Dans lmer, un ajustement singulier pourrait être causé par la colinéarité dans les effets fixes, comme dans tout autre modèle linéaire. Ce serait besoin de réviser votre modèle en supprimant les termes. Mais dans lmer, cet avertissement (ou un avertissement de "contour (singulier)") peut également être déclenché dans des modèles assez simples lorsqu'une variance d'effet aléatoire est estimée très près de zéro et (très lâchement) les données ne sont pas suffisamment informatives pour faire glisser le estimation loin de la valeur de départ zéro.

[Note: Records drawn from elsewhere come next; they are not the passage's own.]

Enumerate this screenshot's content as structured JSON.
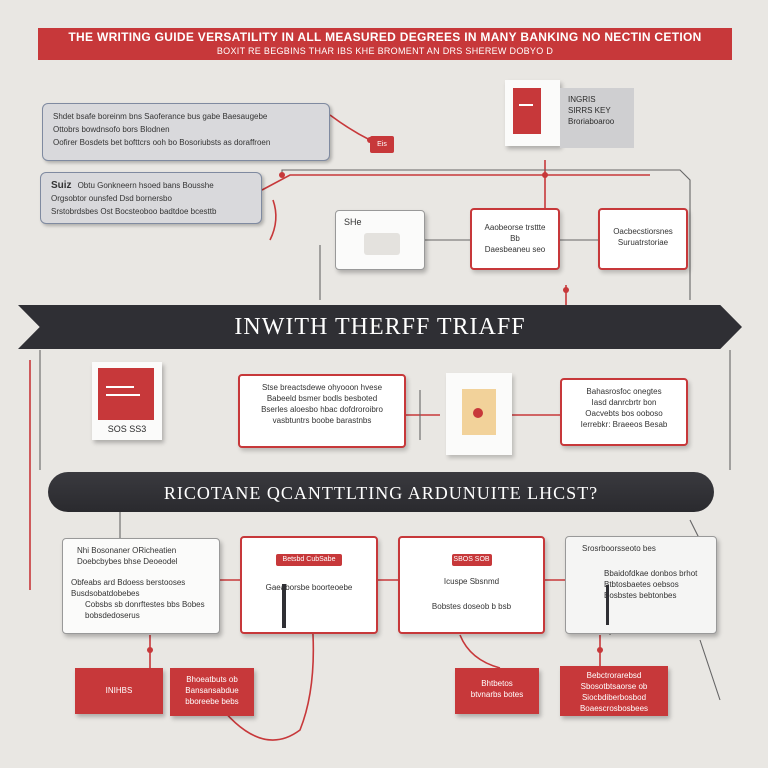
{
  "header": {
    "title": "THE WRITING GUIDE VERSATILITY IN ALL MEASURED DEGREES IN MANY BANKING NO NECTIN CETION",
    "subtitle": "BOXIT RE BEGBINS THAR IBS KHE BROMENT AN DRS SHEREW DOBYO D"
  },
  "top": {
    "box_a_lines": [
      "Shdet bsafe boreinm bns Saoferance bus gabe Baesaugebe",
      "Ottobrs bowdnsofo bors Blodnen",
      "Oofirer Bosdets bet bofttcrs ooh bo Bosoriubsts as doraffroen"
    ],
    "box_b_lines": [
      "Obtu Gonkneern hsoed bans Bousshe",
      "Orgsobtor ounsfed Dsd bornersbo",
      "Srstobrdsbes Ost Bocsteoboo badtdoe bcesttb"
    ],
    "box_b_tag": "Suiz",
    "small_tag": "Eis",
    "doc_note_lines": [
      "INGRIS",
      "SIRRS KEY",
      "Broriaboaroo"
    ]
  },
  "row1": {
    "card_1_label": "SHe",
    "card_2_lines": [
      "Aaobeorse trsttte",
      "Bb",
      "Daesbeaneu seo"
    ],
    "card_3_lines": [
      "Oacbecstiorsnes",
      "Suruatrstoriae"
    ]
  },
  "banner_1": "INWITH THERFF TRIAFF",
  "row2": {
    "doc_caption": "SOS SS3",
    "card_left_lines": [
      "Stse breactsdewe ohyooon hvese",
      "Babeeld bsmer bodls besboted",
      "Bserles aloesbo hbac dofdroroibro",
      "vasbtuntrs boobe barastnbs"
    ],
    "card_right_lines": [
      "Bahasrosfoc onegtes",
      "Iasd danrcbrtr bon",
      "Oacvebts bos ooboso",
      "Ierrebkr: Braeeos Besab"
    ]
  },
  "banner_2": "RICOTANE QCANTTLTING ARDUNUITE LHCST?",
  "row3": {
    "card_1_lines": [
      "Nhi Bosonaner ORicheatien",
      "Doebcbybes bhse Deoeodel",
      "Obfeabs ard Bdoess berstooses",
      "Busdsobatdobebes",
      "Cobsbs sb donrftestes bbs Bobes bobsdedoserus"
    ],
    "card_2_tag": "Betsbd CubSabe",
    "card_2_line": "Gaeaborsbe boorteoebe",
    "card_3_tag": "SBOS SOB",
    "card_3_lines": [
      "Icuspe Sbsnmd",
      "Bobstes doseob b bsb"
    ],
    "card_4_lines": [
      "Srosrboorsseoto bes",
      "Bbaidofdkae donbos brhot",
      "Btbtosbaetes oebsos",
      "Bosbstes bebtonbes"
    ]
  },
  "bottom": {
    "red_1": "INIHBS",
    "red_2_lines": [
      "Bhoeatbuts ob",
      "Bansansabdue",
      "bboreebe bebs"
    ],
    "red_3_lines": [
      "Bhtbetos",
      "btvnarbs botes"
    ],
    "red_4_lines": [
      "Bebctrorarebsd",
      "Sbosotbtsaorse ob",
      "Siocbdiberbosbod",
      "Boaescrosbosbees"
    ]
  },
  "colors": {
    "accent": "#c7383a",
    "banner": "#2f2f34",
    "background": "#e9e7e3"
  }
}
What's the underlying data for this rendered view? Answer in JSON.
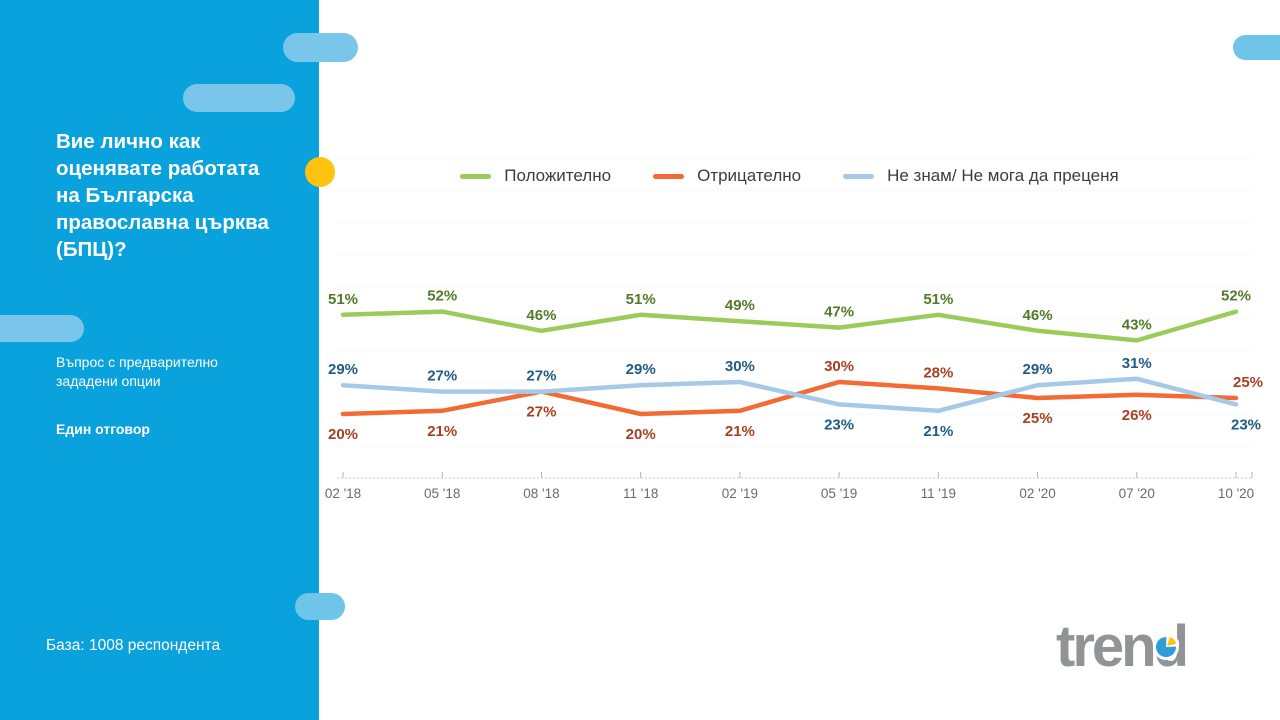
{
  "sidebar": {
    "question": "Вие лично как оценявате работата на Българска православна църква (БПЦ)?",
    "question_type": "Въпрос с предварително зададени опции",
    "answer_mode": "Един отговор",
    "base": "База: 1008 респондента",
    "background_color": "#0AA2DC",
    "accent_circle_color": "#FFC20E",
    "pill_color": "#7AC6EA"
  },
  "logo": {
    "text_pre": "tren",
    "text_d": "d",
    "color": "#919396",
    "pie_blue": "#2F9BD7",
    "pie_yellow": "#FFC20E"
  },
  "chart_data": {
    "type": "line",
    "title": "",
    "xlabel": "",
    "ylabel": "",
    "value_suffix": "%",
    "ylim": [
      0,
      100
    ],
    "grid": "horizontal-dotted",
    "legend_position": "top",
    "categories": [
      "02 '18",
      "05 '18",
      "08 '18",
      "11 '18",
      "02 '19",
      "05 '19",
      "11 '19",
      "02 '20",
      "07 '20",
      "10 '20"
    ],
    "series": [
      {
        "name": "Положително",
        "color": "#9CCB5C",
        "label_color": "#527A28",
        "values": [
          51,
          52,
          46,
          51,
          49,
          47,
          51,
          46,
          43,
          52
        ],
        "label_positions": [
          "above",
          "above",
          "above",
          "above",
          "above",
          "above",
          "above",
          "above",
          "above",
          "above"
        ],
        "end_label_dx": 0
      },
      {
        "name": "Отрицателно",
        "color": "#F26B34",
        "label_color": "#A8401F",
        "values": [
          20,
          21,
          27,
          20,
          21,
          30,
          28,
          25,
          26,
          25
        ],
        "label_positions": [
          "below",
          "below",
          "below",
          "below",
          "below",
          "above",
          "above",
          "below",
          "below",
          "above"
        ],
        "end_label_dx": 12
      },
      {
        "name": "Не знам/ Не мога да преценя",
        "color": "#A6C9E8",
        "label_color": "#1F5C83",
        "values": [
          29,
          27,
          27,
          29,
          30,
          23,
          21,
          29,
          31,
          23
        ],
        "label_positions": [
          "above",
          "above",
          "above",
          "above",
          "above",
          "below",
          "below",
          "above",
          "above",
          "below"
        ],
        "end_label_dx": 10
      }
    ]
  }
}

La réponse formelle est globalement similaire dans les deux cas; supprimer les termes qui estiment que zéro. Et cela reste raisonnable au moins jusqu'à ce que vous sachiez quel terme est à l'origine du problème. Mais il y a des moments où une variance négligeable est raisonnablement probable, mais vous souhaitez la conserver dans le modèle; par exemple, parce que vous cherchez délibérément des intervalles sur des variances éventuellement petites ou que vous faites peut-être plusieurs expériences similaires et que vous préférez extraire toutes les variances de manière cohérente. Si vous êtes sûr de ce qui se passe, vous pouvez supprimer ces avertissements via lmerControl, qui peut être configuré pour ne pas utiliser les tests appropriés. Par exemple, vous pouvez inclure
control=lmerControl(check.conv.singular = .makeCC(action = "ignore", tol = 1e-4))
dans votre appel lmer. Cela laisse la tolérance par défaut (dont makeCC a besoin) mais supprime le test d'ajustement singulier. (La valeur par défaut est action = "warning", qui exécute le test et émet l'avertissement).
Êtes-vous réellement intéressé à savoir si chacun des effets fixes de votre modèle a un effet? Par exemple, l'âge ou le sexe peut expliquer une partie de la variation, mais vous pourriez peut-être l'inclure comme un effet aléatoire plutôt que comme un effet fixe. Le changer en un effet aléatoire (si cela est rationnel) pourrait résoudre le problème de la dispersion excessive.
Mon interprétation du problème de singularité, qui pourrait certainement être incorrect, est que chacune des combinaisons de votre modèle n'a qu'une seule observation/mesure. Par conséquent, vous pouvez ne pas avoir suffisamment d'observations pour inclure toutes ces variables en tant qu'effets fixes.